We use a double-anonymous peer review system, meaning that both reviewers and authors are anonymous to each other. Manuscripts that pass the initial editorial screening are reviewed by two experts. Please be sure that your manuscript does not include your name or make you otherwise identifiable. In particular, if you cite your own previously-published work, please remove any first-person references to it. If you have a conflict of interest, you must declare it upon submission; this allows the editor to decide how they would like to proceed.
We encourage authors to engage with and cite sources historically excluded from the academy. Where relevant and appropriate, we expect authors to engage with the work of scholars based in the countries about which they are writing.
The Journal of Disaster Studies encourages authors to publish source and supplemental data related to their articles, contributing to a research commons and open science. Such data can include audio, video, image, text, and tabular files. Data will be published on https://disaster-sts-network.org/. Authors will retain copyright through a Creative Commons license.
If the submission is an output of a funded project, the article must reference all sources of external research funding in the acknowledgements section. For articles that result from human subjects research, the institution(s) that approved the research and the protocol number(s) should be included in the manuscript.

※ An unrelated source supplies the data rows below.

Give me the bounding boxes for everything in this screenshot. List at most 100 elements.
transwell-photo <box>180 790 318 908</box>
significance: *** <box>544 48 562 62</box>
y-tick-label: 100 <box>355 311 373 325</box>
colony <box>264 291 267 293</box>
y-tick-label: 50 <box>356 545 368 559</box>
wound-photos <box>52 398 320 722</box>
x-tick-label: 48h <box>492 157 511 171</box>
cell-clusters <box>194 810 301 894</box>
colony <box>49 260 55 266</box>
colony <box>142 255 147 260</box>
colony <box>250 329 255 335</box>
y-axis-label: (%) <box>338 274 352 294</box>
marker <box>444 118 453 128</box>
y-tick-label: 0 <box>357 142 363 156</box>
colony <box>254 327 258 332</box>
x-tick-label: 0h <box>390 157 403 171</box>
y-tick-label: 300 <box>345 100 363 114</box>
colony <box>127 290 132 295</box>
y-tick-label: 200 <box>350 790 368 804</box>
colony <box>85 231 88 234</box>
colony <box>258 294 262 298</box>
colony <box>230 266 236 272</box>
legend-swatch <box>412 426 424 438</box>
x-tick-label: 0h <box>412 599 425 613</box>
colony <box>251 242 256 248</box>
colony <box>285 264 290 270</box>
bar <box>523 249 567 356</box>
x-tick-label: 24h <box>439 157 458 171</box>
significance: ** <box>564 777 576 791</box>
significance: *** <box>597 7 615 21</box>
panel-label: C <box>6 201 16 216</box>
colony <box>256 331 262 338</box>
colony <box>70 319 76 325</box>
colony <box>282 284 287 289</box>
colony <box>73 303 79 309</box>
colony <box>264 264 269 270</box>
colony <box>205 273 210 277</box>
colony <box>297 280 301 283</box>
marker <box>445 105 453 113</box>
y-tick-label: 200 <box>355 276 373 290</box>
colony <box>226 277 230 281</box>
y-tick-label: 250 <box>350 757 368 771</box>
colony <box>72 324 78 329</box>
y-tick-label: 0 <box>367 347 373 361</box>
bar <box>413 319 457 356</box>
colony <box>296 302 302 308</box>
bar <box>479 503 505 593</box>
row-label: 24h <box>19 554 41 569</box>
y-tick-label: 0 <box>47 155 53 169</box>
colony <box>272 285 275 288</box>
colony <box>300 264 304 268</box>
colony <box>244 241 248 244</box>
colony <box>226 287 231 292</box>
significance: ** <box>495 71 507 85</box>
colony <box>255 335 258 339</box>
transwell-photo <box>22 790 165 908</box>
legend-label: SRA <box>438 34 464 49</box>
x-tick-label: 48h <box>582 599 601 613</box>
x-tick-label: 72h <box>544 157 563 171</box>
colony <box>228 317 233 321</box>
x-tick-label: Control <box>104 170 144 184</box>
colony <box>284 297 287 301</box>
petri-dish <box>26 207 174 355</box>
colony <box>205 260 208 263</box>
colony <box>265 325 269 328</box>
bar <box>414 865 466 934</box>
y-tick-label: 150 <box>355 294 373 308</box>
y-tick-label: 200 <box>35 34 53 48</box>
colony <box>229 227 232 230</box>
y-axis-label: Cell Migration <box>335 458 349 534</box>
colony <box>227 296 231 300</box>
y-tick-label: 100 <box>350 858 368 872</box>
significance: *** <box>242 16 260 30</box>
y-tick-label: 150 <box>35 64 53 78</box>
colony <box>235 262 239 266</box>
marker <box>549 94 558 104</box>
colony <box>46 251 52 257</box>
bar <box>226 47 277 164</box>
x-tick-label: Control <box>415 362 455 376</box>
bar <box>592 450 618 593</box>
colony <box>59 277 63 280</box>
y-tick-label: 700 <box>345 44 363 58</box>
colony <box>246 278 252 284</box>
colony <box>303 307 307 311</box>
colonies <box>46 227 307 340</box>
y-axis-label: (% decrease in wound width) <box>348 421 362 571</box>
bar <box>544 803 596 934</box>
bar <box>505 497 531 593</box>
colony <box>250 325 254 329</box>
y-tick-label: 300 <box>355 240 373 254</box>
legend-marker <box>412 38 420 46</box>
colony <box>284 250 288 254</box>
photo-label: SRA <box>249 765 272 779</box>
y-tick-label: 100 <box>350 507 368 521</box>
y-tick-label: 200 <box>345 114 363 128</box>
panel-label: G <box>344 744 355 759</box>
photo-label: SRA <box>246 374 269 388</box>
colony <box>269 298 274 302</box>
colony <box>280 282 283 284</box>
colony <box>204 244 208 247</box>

Journal of Disaster Studies is an open-access journal, and all content is published under a Creative Commons license. Authors of all accepted articles will be required to grant such a license and certify that they have the authority to do so.
IV. Style
The Journal of Disaster Studies uses the 17th edition of the Chicago Manual of Style; when in doubt about a question of style, please refer to CMOS.
As an interdisciplinary journal, we permit either in-text (author-date) citations or footnotes, depending on the author’s preference. Articles should consistently and accurately use either of Chicago’s citation styles, but not both. Articles using footnotes do not need a bibliography, and they should use shortened citations on second reference. A quick citation guide is available at https://www.chicagomanualofstyle.org/tools_citationguide.
When submitting a manuscript, please make the entire file, including notes and works’ cited list, is double-spaced.
While articles do not need to use headings and subheadings, if yours does, please number them hierarchically as 1, 1.1, 1.1.1, etc.
Please ensure that all images, tables, etc., are included with your submitted manuscript and include a number and a caption. Captions should include a credit including who made the image and/or where it is archived. Note that authors will be responsible for ensuring that we have copyright permission to print any images.
Figures and tables should be included in the main body of the article. All figures (charts, diagrams, line drawings, screenshots, and photographs) should also be submitted in high resolution electronically. Both color and black and white files are accepted. All figures should be supplied at the highest resolution/quality possible with numbers and text clearly legible. Please submit images in .jpeg or .tiff formats.
Block quotes (usually quoted material five lines or more in length, sans quotation marks) should be as usual double-spaced but indented a half-inch, with an extra line above and below. Use the ruler function to indent the text, instead of using the tab key.
For English-language articles, we do not prefer any form of standard English, and as long as they are consistent, authors may choose to write in American English or British English. Accents and any other special characters must be in place throughout the manuscript. Please alert the editor if your manuscript contains special characters or languages other than English.